По-видимому, Дарвин сознавал и то, что привычный религиозный идеал, поколебленный в качестве духовной догмы, способен вновь утвердиться в качестве догмы мирской. Рассудив, что запасы солнечной энергии ограничены и постоянно расходуются, лорд Кельвин, точно некий страховой оценщик в масштабе мироздания, начал в 60-х годах подсчитывать вероятную продолжительность жизни Солнца. Когда-нибудь Земля станет холодна и мертва, как Луна. «Подумать только, — восклицает Дарвин в одном из писем 1865 года, — столько миллионов лет развития, столько прекрасных, просвещенных людей на каждом континенте, — и вот чем все кончится, и не будет нового начала, пока опять наша солнечная система не обратится в раскаленный газ». Выразив те же чувства в «Автобиографии», он заключает: «Тем, кто в полной мере признает бессмертие человеческой души, гибель нашего мира покажется не такой ужасной».
Серьезных попыток разрешить дилемму «предопределение или случайность» Дарвин не делал.
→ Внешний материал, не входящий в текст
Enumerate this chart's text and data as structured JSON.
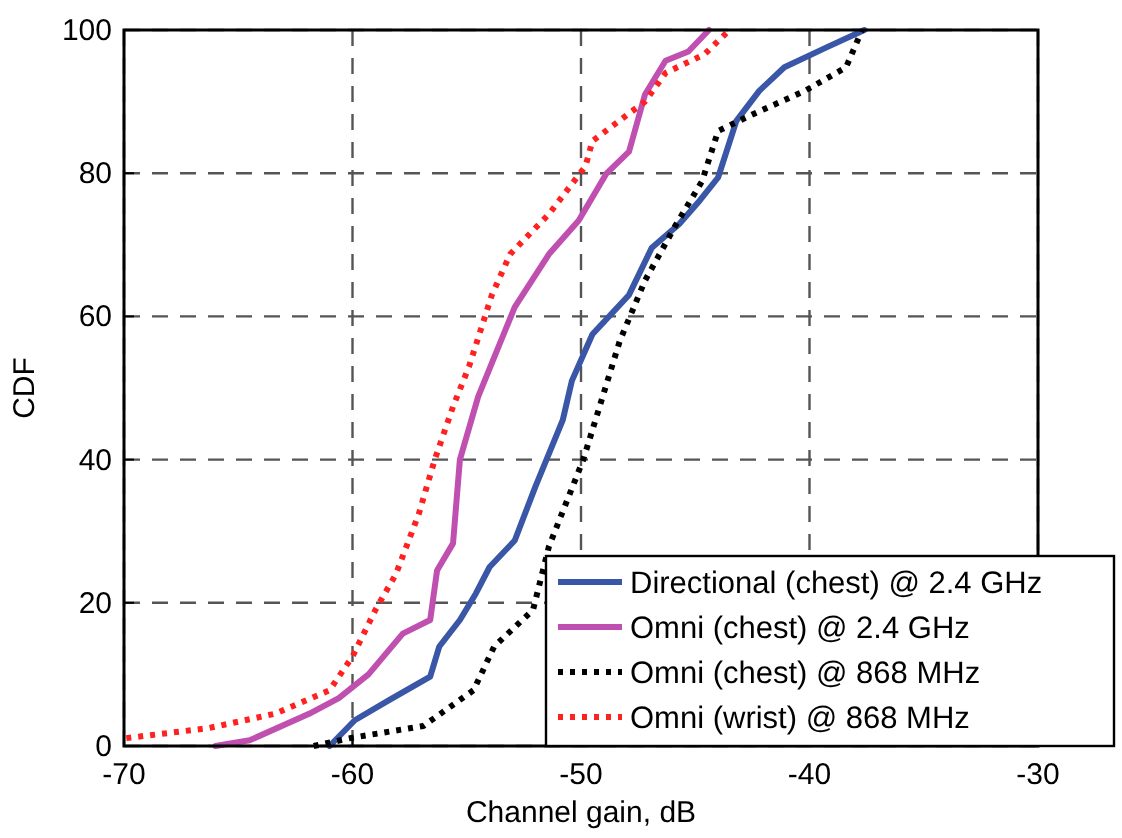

Как знать, не существуют ли иные возможности, которые ум человеческий — сам-то в лучшем случае лишь несколько усовершенствованная разновидность мыслительных способностей менее высокоорганизованных животных — охватить не в состоянии. Человек волен строить догадки о разуме создателя, но с таким же успехом, как собака — о разуме человека. По сути дела, конечно, Чарлз никогда не ощущал сильной потребности веровать. У него в отличие от Ньюмена вера никогда не была итогом обдуманного выбора. Он не выбирал, он эволюционировал. Пожалуй, первым шагом к неверию было для него религиозное образование, полученное в Кембридже. Пейли открыл ему, как радостно постигать сущность явлений материального мира, и научил его, что право судить должно основываться на разумных доводах и фактах действительности. От предопределения, таким образом, он пришел к фактам и очень скоро стал чувствовать себя куда свободней с фактами, чем с господом богом кембриджских богословов. Когда же требовалось пускаться в рассуждения о таких предметах, как конечное и бесконечное, свобода воли и необходимость, материя и дух, Чарлз быстро приходил к «безнадежной неразберихе». Неспособность разбираться в отвлеченных материях сделала из него человека новой эпохи. Действительность была для него процессом, который непрерывно производит все более высокие ценности во вселенной, со всех сторон окруженной гигантскими вопросительными знаками. Какое-то время, быть может, ему было не совсем по себе от этих вопросительных знаков, они вечно маячили перед глазами, но он сосредоточил все свое внимание на работе, и постепенно вопросительные знаки отступили в благодетельный и полезный для дела туман. Медленно, почти безболезненно Чарлз превратился в агностика.